Any physical strain will build muscle over time. The problem with just doing pushups is that it works primarily the pecs and triceps. You need to work other muscle groups too.


----------



## WalkingDisaster (Nov 27, 2010)

I was just doing as many pressups as I could in one go each day. I was hoping the number I could do would gradually increase. I really have no idea what is useful excercise and what isn't.


----------



## Sunshine009 (Sep 21, 2008)

The Insanity and P90x programs are close to millitary fitness where the pushups are varied in form, that varying is important, it builds muscle.


----------



## bsd3355 (Nov 30, 2005)

Yeah


----------



## btryan (Jun 3, 2011)

I assume you're talking about push-up. It works but it takes quite a long time. Years ago, I started doing only 25/day, and increased the number incrementally over 6 months to 80/day, 1 year to 100. After that you would reach a point of diminishing return.


----------



## Zen Mechanics (Aug 3, 2007)

StarryMessenger said:


> I assume you are referring to building biceps by doing push-ups? If that's the case, I don't find push-ups very effective. I think it trains more of the back muscles. I think pull-ups are better at building biceps.
> 
> I started off with pull-ups on the assisted pull-up machine in the gym. After 1 month of daily workouts, I could do one.
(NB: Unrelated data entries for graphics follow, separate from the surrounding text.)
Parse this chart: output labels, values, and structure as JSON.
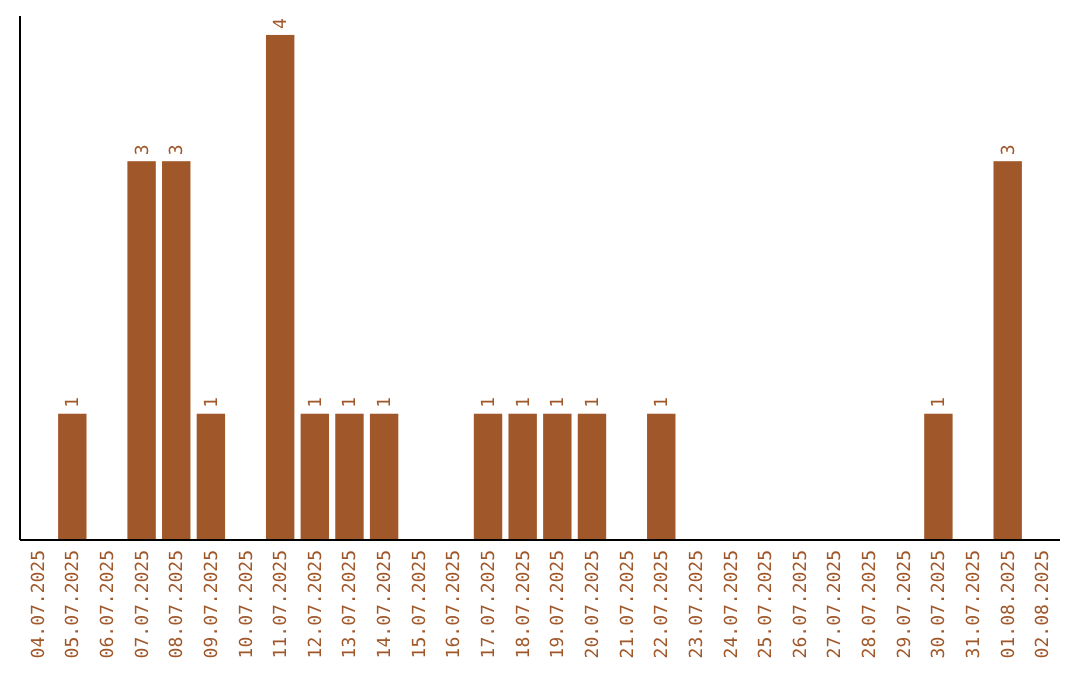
{
  "chart_data": {
    "type": "bar",
    "categories": [
      "04.07.2025",
      "05.07.2025",
      "06.07.2025",
      "07.07.2025",
      "08.07.2025",
      "09.07.2025",
      "10.07.2025",
      "11.07.2025",
      "12.07.2025",
      "13.07.2025",
      "14.07.2025",
      "15.07.2025",
      "16.07.2025",
      "17.07.2025",
      "18.07.2025",
      "19.07.2025",
      "20.07.2025",
      "21.07.2025",
      "22.07.2025",
      "23.07.2025",
      "24.07.2025",
      "25.07.2025",
      "26.07.2025",
      "27.07.2025",
      "28.07.2025",
      "29.07.2025",
      "30.07.2025",
      "31.07.2025",
      "01.08.2025",
      "02.08.2025"
    ],
    "values": [
      0,
      1,
      0,
      3,
      3,
      1,
      0,
      4,
      1,
      1,
      1,
      0,
      0,
      1,
      1,
      1,
      1,
      0,
      1,
      0,
      0,
      0,
      0,
      0,
      0,
      0,
      1,
      0,
      3,
      0
    ],
    "value_labels": [
      null,
      "1",
      null,
      "3",
      "3",
      "1",
      null,
      "4",
      "1",
      "1",
      "1",
      null,
      null,
      "1",
      "1",
      "1",
      "1",
      null,
      "1",
      null,
      null,
      null,
      null,
      null,
      null,
      null,
      "1",
      null,
      "3",
      null
    ],
    "color": "#a0572a",
    "ylim": [
      0,
      4.15
    ],
    "tick_labels": "x",
    "grid": false
  }
}
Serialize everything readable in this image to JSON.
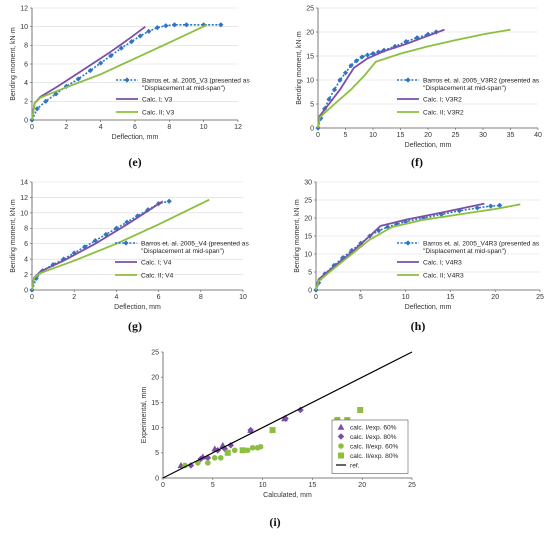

And then after another month, I could do 10. The hardest part is doing the first one.
> 
> I haven't done pull-ups for a long time, but I have been maintaining it by lifting weights, and I would say it has helped to maintain my muscles quite well


erm, pushups work chest and tris.. not back.


----------



## Zen Mechanics (Aug 3, 2007)

WalkingDisaster said:


> I was just doing as many pressups as I could in one go each day. I was hoping the number I could do would gradually increase. I really have no idea what is useful excercise and what isn't.


the number you can do *will* gradually increase, but you will build a minimum amount of muscle in the process. as i said, once you get above 12 reps you start training more for endurance then strength, and you only need to look at at the body of marathon runners to see endurance training does little to benifit muscular size


----------



## jonny neurotic (Jan 20, 2011)

Isometric pushups. And get a chinning bar. Do isometrics on that too. After a couple of weeks of isometrics go back to the dynamic exercises. Don't work the same muscles everyday. Work a 3 day cycle. Do one set of muslces one day - ie. pushups, chinups. Then do another set the next - squats, core. Then rest for a day. Repeat in same order.


----------



## Reinvented (Apr 25, 2011)

I do 3 sets of 8-12 reps for 6 different upper body dumbell exercises (and I take a 3-4 day break between workouts to recover). If you can get some adjustable dumbells, you will never need to visit the gym because they are better than any machine.

Zen is right about pushups - doing as many pushups as you can will just make you better at doing pushups.


----------



## jonny neurotic (Jan 20, 2011)

> If you can get some adjustable dumbells, you will never need to visit the gym because they are better than any machine.


I'll second that.


----------